If you are looking for a way to naturally color your cold process soaps, herbs may be your answer.  The addition of herbs to your soaping recipes not only can provide your skin with different skin loving benefits, but can also give your soaps beautiful color as well.

There are basically three ways to incorporate herbs into your soaping recipe they are:

1.  As is.  If the herb you are adding is in a powder or small leaf/seed form, they can be added when your soap batter has reached trace.
2. Herbs in tea form.  This is done by steeping the herbs in water to create a tea, and then this “tea” is used as the water portion of your soap recipe.
3.  Oil infusion.  If you are selecting to infuse your herbs this way, you must make your herb oil infusion several weeks before using it in a soaping recipe.  The selected herbs are placed into one of your oils (that will be used in your soap recipe) and allowed to set for 4-6 weeks.  Then, strain the herbs out and use the oil in your soap recipe.  Please Note:  This process can also be done by adding the herbs to the melting pot as you wait for your soaping oils to melt.

The choice of how you would like to infuse your herbs is up to you and testing.  It is important to keep in mind what the end goal of adding the herb is before choosing your herbal addition method.  The answers as to why some people prefer different methods over others various based on easiness, time frame, best color production, or even strongest herbal infusion.  However, if you are simply looking to add herbs to your soap recipe for natural color, the herbs are added to your soap batter at trace.

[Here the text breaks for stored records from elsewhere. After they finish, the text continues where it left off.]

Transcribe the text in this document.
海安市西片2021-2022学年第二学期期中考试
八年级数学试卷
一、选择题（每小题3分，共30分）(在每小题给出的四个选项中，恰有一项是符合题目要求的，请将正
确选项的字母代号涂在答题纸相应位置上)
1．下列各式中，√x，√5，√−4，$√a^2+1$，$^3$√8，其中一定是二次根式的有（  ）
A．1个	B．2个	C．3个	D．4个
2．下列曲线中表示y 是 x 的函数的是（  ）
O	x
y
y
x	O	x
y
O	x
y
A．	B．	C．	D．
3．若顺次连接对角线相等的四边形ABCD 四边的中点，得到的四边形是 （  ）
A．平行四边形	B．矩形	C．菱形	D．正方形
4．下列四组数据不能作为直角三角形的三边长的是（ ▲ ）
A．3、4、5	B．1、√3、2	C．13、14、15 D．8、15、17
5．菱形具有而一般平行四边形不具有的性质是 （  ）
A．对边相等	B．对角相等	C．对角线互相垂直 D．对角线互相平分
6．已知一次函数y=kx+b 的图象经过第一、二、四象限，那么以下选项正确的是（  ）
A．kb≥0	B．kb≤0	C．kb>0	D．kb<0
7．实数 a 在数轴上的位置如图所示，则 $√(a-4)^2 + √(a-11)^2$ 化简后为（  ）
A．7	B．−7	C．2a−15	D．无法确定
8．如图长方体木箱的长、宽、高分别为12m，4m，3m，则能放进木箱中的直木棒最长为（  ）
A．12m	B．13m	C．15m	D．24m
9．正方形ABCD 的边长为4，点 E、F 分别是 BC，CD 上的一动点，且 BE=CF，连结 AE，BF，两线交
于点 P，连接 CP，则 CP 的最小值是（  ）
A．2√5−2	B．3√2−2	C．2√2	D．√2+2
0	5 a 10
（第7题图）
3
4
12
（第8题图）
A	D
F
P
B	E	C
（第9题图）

It is also important that you test for discoloration in a soap recipe before adding an herb for colorant.  Natures Garden has a list of every fragrance oil they carry and how it preformed in cold process soap.  It is on their website under each fragrance oil’s page in the Fragrance Tested area, or for a complete list click Fragrances Tested in CP Soap Results.  You want to be prepared when adding herbs to soaping recipes, so knowing a little about how the fragrance oil reacts will only prepare you more for what to expect, especially when it comes to colorants!